Scholarly Colloquia and Events

  • 11/3 Passports for Palestine with Amy Weiss (VIRTUAL)

    Join us on 11/3 at 7:00 PM ET for Passports for Palestine: Forged Travel Documents and American Volunteers in Israel's War of Independence with Professor Amy Weiss. Register here: https://uconn-edu.zoom.us/meeting/register/tZUrc-6prDotE9bzwfOJVhhYjwpUpWYFE_7e 

    Approximately 1,100 Americans traveled to Palestine, and later Israel, between 1948 and 1949 to volunteer in the nascent Israel Defense Forces. The Nationality Act of 1940, however, had previously declared that Americans could lose their citizenship if they participated in a foreign military without the permission of the United States government. Given the illegality of joining Machal (the Hebrew acronym for the military unit comprised of “volunteers from abroad”), American Jews and a handful of non-Jews devised various clandestine methods to travel to Israel. An analysis of the legal and extra-legal frameworks used by American machalnikim to enter and exit Israel during the 1948 Arab-Israeli War reveals the significance that travel played in these volunteers’ wartime experiences. It also reflects the tenuousness of the early US-Israel alliance, as the US government opposed participation in an overseas war, but the lack of overall prosecution for those that traveled to Israel suggested a more friendly and diplomatic response.

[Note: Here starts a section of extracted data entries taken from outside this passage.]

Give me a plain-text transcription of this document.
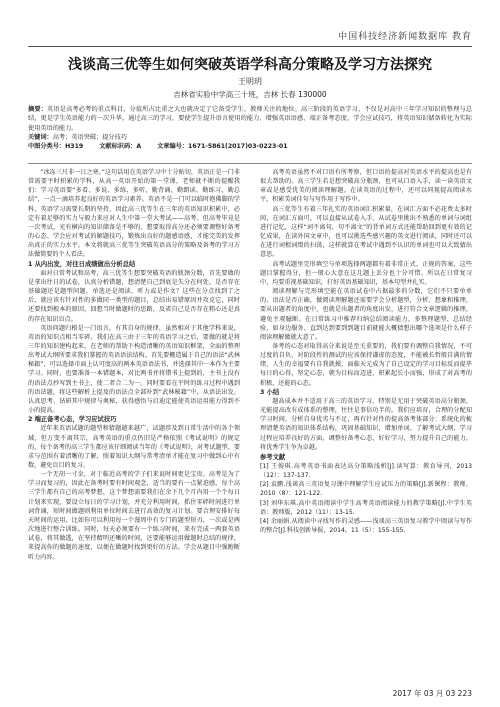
中国科技经济新闻数据库 教育
浅谈高三优等生如何突破英语学科高分策略及学习方法探究
王明玥
吉林省实验中学高三十班，吉林 长春 130000
摘要：英语是高考必考的重点科目，分值所占比重之大也就决定了它备受学生、教师关注的地位。高三阶段的英语学习，不仅是对高中三年学习知识的整理与总结，更是学生英语能力的一次升华。通过高三的学习，要使学生提升语言使用的能力、增强英语语感、端正备考态度、学会应试技巧，将英语知识储备转化为实际使用英语的能力。
关键词：高考；英语突破；提分技巧
中图分类号：H319	文献标识码：A	文章编号：1671-5861(2017)03-0223-01

“冰冻三尺非一日之寒。”这句话用在英语学习中十分贴切，英语正是一门非常需要平时积累的学科，从高一英语开始的第一堂课，老师就不断的提醒我们：学习英语要“多看、多说、多练、多听，勤背诵、勤朗读、勤练习、勤总结”，一点一滴培养起良好的英语学习素养。英语不是一门可以临时抱佛脚的学科，英语学习需要长期的坚持，因此高三优等生在三年的英语知识积累中，必定有着足够的实力与毅力来应对人生中第一堂大考试——高考。但高考毕竟是一次考试，光有横向的知识储备是不够的，想要取得高分还必须要调整好备考的心态、学会应对考试的解题技巧，锻炼出良好的题感语感，才能完美的发挥出真正的实力水平。本文将就高三优等生突破英语高分的策略及备考的学习方法做简要的个人看法。

1 从内出发，对往日成绩做出分析总结

面对日常考试和高考，高三优等生想要突破英语的瓶颈分数，首先要做的是拿出往日的试卷，认真分析错题，想清楚自己到底是失分在何处，是否存在基础题还是题型问题，单选还是阅读、听力或是作文？这些在分点找到了之后，就应该有针对性的多做同一类型的题目，总结出易错原因并攻克它，同时还要找到根本的原因，回想当时做题时的思路，反省自己是否存在粗心还是真的存在知识盲点。

英语问题归根是一门语言，有其自身的规律，虽然相对于其他学科来说，英语的知识点相当零碎，我们在高三由于三年的英语学习之后，要做的就是将三年的知识建构起来，在老师的帮助下构造清晰的英语知识框架，全面的整理出考试大纲所要求我们掌握的英语语法结构。首先要概造属于自己的语法“武林秘籍”，可以选择市面上认可度高的两本英语语法书，并选择其中一本作为主要学习。同时，也要准备一本错题本，对比两书并将错书上提到的，主书上没有的语法点抄写到主书上，使二者合二为一。同时要看在平时的练习过程中遇到的语法题，将这些解析上提及的语法点全部补到“武林秘籍”中，从语法出发，认真思考、钻研其中规律与奥秘，获得感悟与启迪定能使英语运用能力得到不小的提高。

2 端正备考心态，学习应试技巧

近年来英语试题的题型和猜题越来越广，试题涉及到日常生活中的各个领域，但万变不离其宗，高考英语的重点仍旧是严格依照《考试说明》的规定的，每个备考的高三学生都应该仔细阅读当年的《考试说明》，对考试题型、要求与范围有着清晰的了解，照着知识大纲与常考清单才能在复习中做到心中有数，避免盲目的复习。

一个无胡一寸金，对于临近高考的学子们来说时间更是宝贵。高考是为了学习而复习的，因此在备考时要有时间观念，适当的要有一点紧迫感，每个高三学生都有自己的高考梦想，这个梦想需要我们在余下几个月内用一个个每日计划来实现，要设立每日的学习计划，并充分利用时间，抓住零碎时间进行单词背诵，短时间做题则利用单位时间去进行高效的复习计划。要合理安排好每天时间的运用，比如你可以利用每一个漫周中有专门的题型短刃，一次或是两次地进行整合训练。同时，每天必须要有一个练习时间，来有完成一两套英语试卷，将其做透，在坚持精明还晰的时间，还要能够运用做题时总结的规律，来提高你的做题的速度，以便在做题时找到更好的方法。学会从题目中强跑断听力内容。

高考英语虽然不对口语有所考察，但口语的提高对英语水平的提高也是有很大帮助的。高三学生若是想突破高分瓶颈，也可从口语入手，读一读英语文章或是感受优美的阅读理解题。在读英语的过程中，还可以同视提高阅读水平，积累美词佳句与写作用于写作中。

高三优等生有着三年扎实的英语词汇积累量，在词汇方面不必花费太多时间，在词汇方面可，可以直接从试卷入手，从试卷里挑出不熟悉的单词与词组进行记忆，这样“词不离句，句不离文”的背单词方式还能帮助回到更有效的记忆成果，在读外国文章中，也可以挑选些感兴趣的英文进行阅读，同时还可以在进行词根词缀的扫荡，这样就算在考试中遇到不认识的单词也可以大致猜出意思。

高考试题里完形填空与单项选择两题都有着非常正式、正规的答案，这些题目掌握得分，但一般心大意在这几题上丢分也十分可惜。所以在日常复习中，均要重视基础知识，打好英语基础知识，基本句型并扎实。

阅读理解与完形填空能在英语试卷中占据最多的分数，它们不只要单单的、语法是否正确，做阅读理解题还需要学会分析题型，分析、想象和推理，要从出题者的角度中，也就是出题者的角度出发，进行符合文章逻辑的推理，避免主观臆断。在日常练习中推荐归纳总结阅读能力，多整理题型、总结经验，如身边服务、直到达到要到到题目前就能大概猜想出哪个选项是什么样子阅读理解做就大意了。

备考的心态对取得高分来说是至关重要的，我们要有调整自我情况，不可过度的自负，对阶段性的测试的应该保持谦虚的态度，不能被长哲般自满的情绪，人生的幸福要有自我就摸，面临天元成为了自己设定的学习目标反而提毕每日的心得，坚定心态，朝为目标而迈进，积累起长小而强，形成了对高考的积极、还能的心态。

3 小结

题高成本并不适用于高三的英语学习，特别是无用于突破英语高分瓶颈，光能提高改有成体系的整理，往往是事倍功半的。我们应培育，合理的分配知学习时间，分析自身优劣与不足，再有针对性的提高备考体部分：系统化的梳理清楚英语的知识体系结构，巩固基础知识，增加单词、了解考试大纲，学习过程应培养良好的方面，调整好备考心态，好好学习，努力提升自己的能力，将优秀学生争为卓越。

参考文献

[1] 王俊琪.高考英语书面表达高分策略浅析[J].读写算：教育导刊，2013（12）：137-137.

[2] 袁鹏.浅谈高三英语复习课中理解学生应试压力的策略[J].新课程：教师，2010（8）：121-122.

[3] 刘华东琪.高中英语阅读中学生高考英语阅读能力的教学策略[J].中学生英语：教师版，2012（11）：13-15.

[4] 余丽娟.从阅读中寻找写作的灵感——浅谈高三英语复习教学中阅读与写作的整合[J].科技创新导报，2014，11（5）：155-155.

2017 年 03 月 03 223
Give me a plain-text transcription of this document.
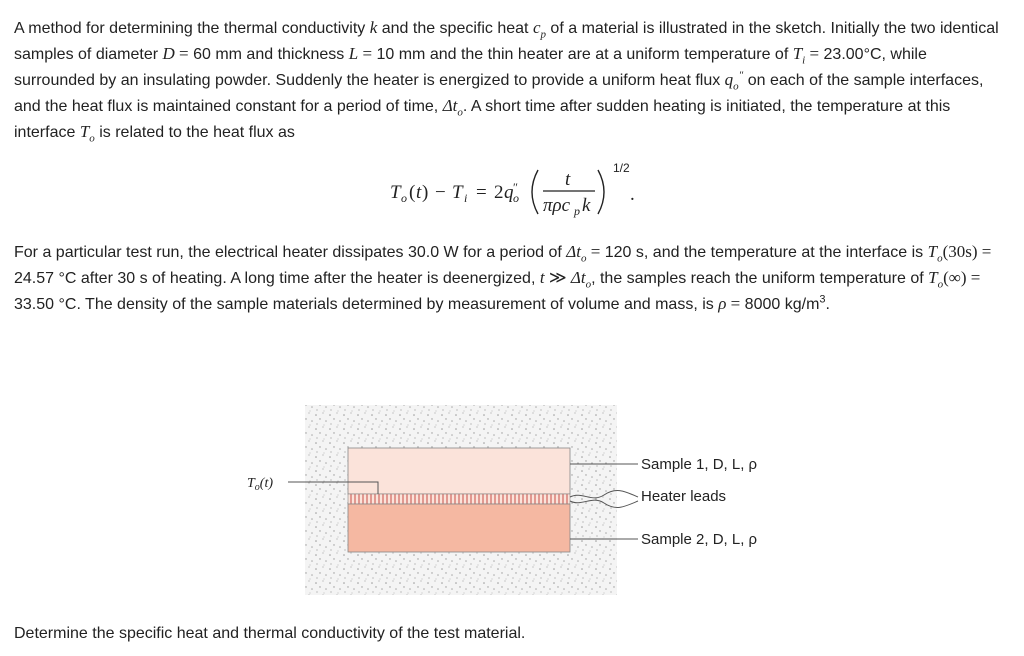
A method for determining the thermal conductivity k and the specific heat $c_p$ of a material is illustrated in the sketch. Initially the two identical samples of diameter D = 60 mm and thickness L = 10 mm and the thin heater are at a uniform temperature of $T_i = 23.00^\circ C$, while surrounded by an insulating powder. Suddenly the heater is energized to provide a uniform heat flux $q_o''$ on each of the sample interfaces, and the heat flux is maintained constant for a period of time, $\Delta t_o$. A short time after sudden heating is initiated, the temperature at this interface $T_o$ is related to the heat flux as

T o ( t ) − T i = 2 q ″
o
t
πρc p k
1/2
.

For a particular test run, the electrical heater dissipates 30.0 W for a period of $\Delta t_o = 120$ s, and the temperature at the interface is $T_o(30s) = 24.57$ °C after 30 s of heating. A long time after the heater is deenergized, t ≫ $\Delta t_o$, the samples reach the uniform temperature of $T_o(\infty) = 33.50$ °C. The density of the sample materials determined by measurement of volume and mass, is ρ = 8000 $kg/m^3$.

$T_o(t)$
Sample 1, D, L, ρ
Heater leads
Sample 2, D, L, ρ

Determine the specific heat and thermal conductivity of the test material.
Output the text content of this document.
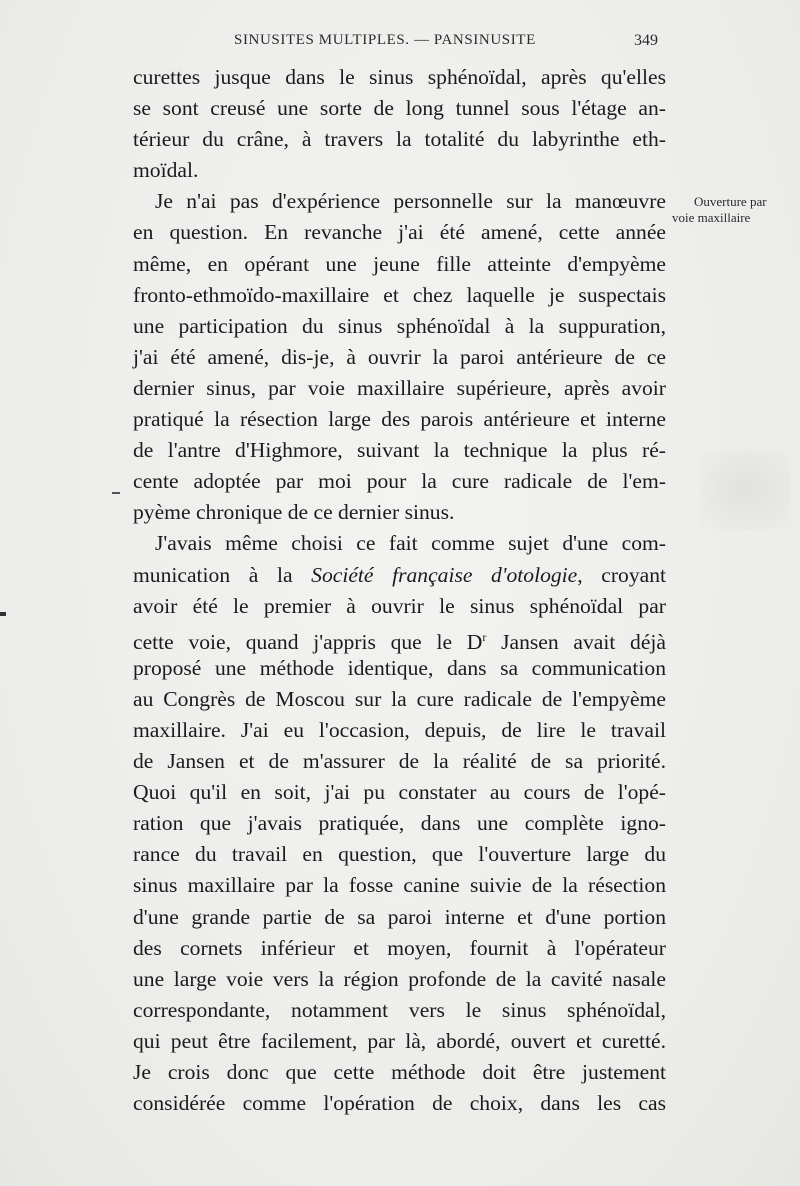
SINUSITES MULTIPLES. — PANSINUSITE	349
Ouverture par
voie maxillaire
curettes jusque dans le sinus sphénoïdal, après qu'elles
se sont creusé une sorte de long tunnel sous l'étage an-
térieur du crâne, à travers la totalité du labyrinthe eth-
moïdal.
Je n'ai pas d'expérience personnelle sur la manœuvre
en question. En revanche j'ai été amené, cette année
même, en opérant une jeune fille atteinte d'empyème
fronto-ethmoïdo-maxillaire et chez laquelle je suspectais
une participation du sinus sphénoïdal à la suppuration,
j'ai été amené, dis-je, à ouvrir la paroi antérieure de ce
dernier sinus, par voie maxillaire supérieure, après avoir
pratiqué la résection large des parois antérieure et interne
de l'antre d'Highmore, suivant la technique la plus ré-
cente adoptée par moi pour la cure radicale de l'em-
pyème chronique de ce dernier sinus.
J'avais même choisi ce fait comme sujet d'une com-
munication à la Société française d'otologie, croyant
avoir été le premier à ouvrir le sinus sphénoïdal par
cette voie, quand j'appris que le $D^r$ Jansen avait déjà
proposé une méthode identique, dans sa communication
au Congrès de Moscou sur la cure radicale de l'empyème
maxillaire. J'ai eu l'occasion, depuis, de lire le travail
de Jansen et de m'assurer de la réalité de sa priorité.
Quoi qu'il en soit, j'ai pu constater au cours de l'opé-
ration que j'avais pratiquée, dans une complète igno-
rance du travail en question, que l'ouverture large du
sinus maxillaire par la fosse canine suivie de la résection
d'une grande partie de sa paroi interne et d'une portion
des cornets inférieur et moyen, fournit à l'opérateur
une large voie vers la région profonde de la cavité nasale
correspondante, notamment vers le sinus sphénoïdal,
qui peut être facilement, par là, abordé, ouvert et curetté.
Je crois donc que cette méthode doit être justement
considérée comme l'opération de choix, dans les cas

    Amy Weiss, PhD, joined The Greenberg Center in January 2021, after completing a Thomas and Elissa Ellant Katz Fellowship at the University of Pennsylvania’s Herbert D. Katz Center for Advanced Judaic Studies, where she began working on a book on American Jewish-evangelical relations. Her research and publications focus on the intersections of American Jewish history, Israel Studies, and Jewish-Christian relations, including her current book manuscript on American Jewish-evangelical interfaith relations and the Israeli-Palestinian conflict. Most recently, Amy’s articles have been published in the journals American Jewish History, Holocaust and Genocide Studies, and Israel Studies, and in the edited volumes Teaching the Arab-Israeli Conflict, and Minhagim: Custom and Practice in Jewish Life.